I’m shamed into having to admit that I’ve done no school visits this year. Call it laziness, telling myself I’m too busy writing, lacking in competitive spirit, being too disorganised… whatever it is, I haven’t. Let’s face it, it requires an enormous amount of effort to tear one’s self away from what one likes doing best… playing with words, changing a sentence and then changing it back two seconds later to exactly what you had before. So to be organised enough to set out to visit a school, to find suitable/any clothes, to sort out travel etc requires enormous discipline.

And then there’s the moment of actually entering the lion’s den… that daunting, crowded space of bustling, noisy children when you’re used to spending hours of each day entirely alone in your head.
Damien’s blog struck a cord. So many of us have similar experiences – some great schools, wonderful book displays and an excited atmosphere, others where you come home flattened, having travelled halfway across the country, when you actually wouldn’t mind being Damien Hirst for a day… so you could pickle some teachers or children!

Last night as I read Damien’s suggestions and the positive comments, I was reminded of some experiences. The two girls who designed this Egyptian tile after a session, possibly won’t ever read Eye of the Moon but I sense from their work that for a moment they were transported with the eye of a jeweller or a fabric designer to something beyond the classroom.

And the time I was approached to do a workshop with a group of children with severe special needs, 11-13 year olds whose understanding was approximately equivalent of 0 – 4 years, some partially sighted, most with very little speech ability, where an autistic girl made no eye contact but worked untiringly to produce huge quantities of mosaic work on an Egyptian mural. Did I touch her? Or any of the others? I don’t know. They certainly won’t be reading my books. But at the end there was a tangible air of excitement as they hung the mural they’d made of Nut, the Star Goddess across the Library wall.

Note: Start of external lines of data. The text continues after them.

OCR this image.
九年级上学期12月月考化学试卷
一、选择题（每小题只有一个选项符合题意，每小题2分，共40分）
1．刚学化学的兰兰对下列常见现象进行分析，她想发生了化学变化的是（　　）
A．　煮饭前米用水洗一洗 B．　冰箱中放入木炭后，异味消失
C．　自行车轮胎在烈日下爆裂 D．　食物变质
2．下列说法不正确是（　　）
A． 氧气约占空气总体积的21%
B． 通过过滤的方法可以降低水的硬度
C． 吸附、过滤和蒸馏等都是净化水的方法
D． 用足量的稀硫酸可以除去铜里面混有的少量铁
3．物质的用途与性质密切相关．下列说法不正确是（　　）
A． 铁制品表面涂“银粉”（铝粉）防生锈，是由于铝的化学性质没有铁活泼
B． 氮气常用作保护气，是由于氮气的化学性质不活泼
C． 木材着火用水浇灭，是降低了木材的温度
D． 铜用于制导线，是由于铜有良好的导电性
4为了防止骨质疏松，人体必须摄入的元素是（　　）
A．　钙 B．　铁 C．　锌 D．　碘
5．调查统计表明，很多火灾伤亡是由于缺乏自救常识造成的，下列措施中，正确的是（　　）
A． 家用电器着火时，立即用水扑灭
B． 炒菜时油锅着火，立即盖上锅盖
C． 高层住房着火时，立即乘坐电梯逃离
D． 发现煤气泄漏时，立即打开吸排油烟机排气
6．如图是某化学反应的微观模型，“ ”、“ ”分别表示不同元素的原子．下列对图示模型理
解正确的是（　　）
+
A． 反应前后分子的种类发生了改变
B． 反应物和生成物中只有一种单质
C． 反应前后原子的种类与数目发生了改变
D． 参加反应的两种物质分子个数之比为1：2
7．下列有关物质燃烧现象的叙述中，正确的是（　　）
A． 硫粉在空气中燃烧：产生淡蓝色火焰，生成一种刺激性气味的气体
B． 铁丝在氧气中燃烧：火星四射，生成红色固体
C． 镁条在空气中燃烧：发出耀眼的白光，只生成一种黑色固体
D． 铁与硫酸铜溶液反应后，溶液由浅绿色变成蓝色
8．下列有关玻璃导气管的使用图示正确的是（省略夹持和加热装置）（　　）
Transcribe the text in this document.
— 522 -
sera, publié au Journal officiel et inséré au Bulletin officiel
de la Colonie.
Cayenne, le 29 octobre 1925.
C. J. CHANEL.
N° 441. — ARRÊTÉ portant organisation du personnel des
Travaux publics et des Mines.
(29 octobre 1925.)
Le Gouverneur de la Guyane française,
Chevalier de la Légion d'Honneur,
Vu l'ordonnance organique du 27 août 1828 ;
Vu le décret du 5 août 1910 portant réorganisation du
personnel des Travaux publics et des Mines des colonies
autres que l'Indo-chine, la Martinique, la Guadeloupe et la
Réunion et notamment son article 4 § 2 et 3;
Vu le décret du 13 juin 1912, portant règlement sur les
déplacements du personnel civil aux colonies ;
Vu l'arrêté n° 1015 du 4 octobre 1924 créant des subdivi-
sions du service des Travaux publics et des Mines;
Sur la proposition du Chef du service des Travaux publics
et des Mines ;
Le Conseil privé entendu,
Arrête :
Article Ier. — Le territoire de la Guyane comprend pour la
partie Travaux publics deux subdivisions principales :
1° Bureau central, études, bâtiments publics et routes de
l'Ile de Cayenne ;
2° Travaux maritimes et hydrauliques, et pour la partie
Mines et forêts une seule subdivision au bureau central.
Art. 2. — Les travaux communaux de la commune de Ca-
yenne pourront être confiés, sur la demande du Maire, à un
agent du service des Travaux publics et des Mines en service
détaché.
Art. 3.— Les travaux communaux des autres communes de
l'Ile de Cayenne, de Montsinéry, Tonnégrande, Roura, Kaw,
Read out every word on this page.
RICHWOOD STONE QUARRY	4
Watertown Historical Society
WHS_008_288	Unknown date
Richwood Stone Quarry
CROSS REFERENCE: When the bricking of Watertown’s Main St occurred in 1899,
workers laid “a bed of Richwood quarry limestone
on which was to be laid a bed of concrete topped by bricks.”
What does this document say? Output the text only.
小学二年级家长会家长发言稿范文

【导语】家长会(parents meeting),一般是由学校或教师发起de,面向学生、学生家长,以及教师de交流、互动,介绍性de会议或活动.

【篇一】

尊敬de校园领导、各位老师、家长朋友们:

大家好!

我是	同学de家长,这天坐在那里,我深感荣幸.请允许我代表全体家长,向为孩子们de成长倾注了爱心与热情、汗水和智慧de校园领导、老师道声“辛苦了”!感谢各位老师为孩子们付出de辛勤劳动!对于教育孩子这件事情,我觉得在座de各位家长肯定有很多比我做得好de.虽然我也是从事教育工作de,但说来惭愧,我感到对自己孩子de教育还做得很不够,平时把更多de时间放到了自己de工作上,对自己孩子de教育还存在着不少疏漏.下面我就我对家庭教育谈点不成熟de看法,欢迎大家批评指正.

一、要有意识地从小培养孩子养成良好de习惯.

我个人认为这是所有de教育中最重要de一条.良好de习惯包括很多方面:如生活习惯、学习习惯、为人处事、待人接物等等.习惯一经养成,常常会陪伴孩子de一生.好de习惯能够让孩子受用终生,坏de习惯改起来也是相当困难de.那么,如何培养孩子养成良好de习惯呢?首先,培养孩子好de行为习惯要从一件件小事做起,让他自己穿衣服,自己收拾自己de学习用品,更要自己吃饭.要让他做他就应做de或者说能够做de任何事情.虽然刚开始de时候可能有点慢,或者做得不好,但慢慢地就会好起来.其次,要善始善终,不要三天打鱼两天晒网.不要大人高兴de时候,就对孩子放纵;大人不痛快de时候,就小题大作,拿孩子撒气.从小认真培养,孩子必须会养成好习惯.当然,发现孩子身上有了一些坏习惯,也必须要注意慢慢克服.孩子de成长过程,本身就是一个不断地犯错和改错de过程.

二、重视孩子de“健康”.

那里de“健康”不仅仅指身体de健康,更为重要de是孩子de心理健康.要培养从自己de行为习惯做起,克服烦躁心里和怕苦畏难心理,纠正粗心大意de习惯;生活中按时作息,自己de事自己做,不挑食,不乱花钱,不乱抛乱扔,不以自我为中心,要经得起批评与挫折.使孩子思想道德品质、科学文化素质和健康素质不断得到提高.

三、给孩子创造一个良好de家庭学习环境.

And then there was the visit in winter to the Library in Kwanokotula in South Africa where I discovered a group of street children escaping the cold. There weren’t any copies of my books in the library but I sat on the floor and we spontaneously shared and read whatever books we could find.

At the end of a school session, how many of us aren’t approached by a single shy child who hasn’t volunteered anything during the session but has stayed behind to mumble something almost incoherent. They might never become a writer or even an exceptional reader but they’ve been touched by something – there’s been a moment of creative thought that has taken them out of the ordinary. Maybe? I hope so. Enough reason perhaps to energise me out of my lethargy and send me back into the lion’s den.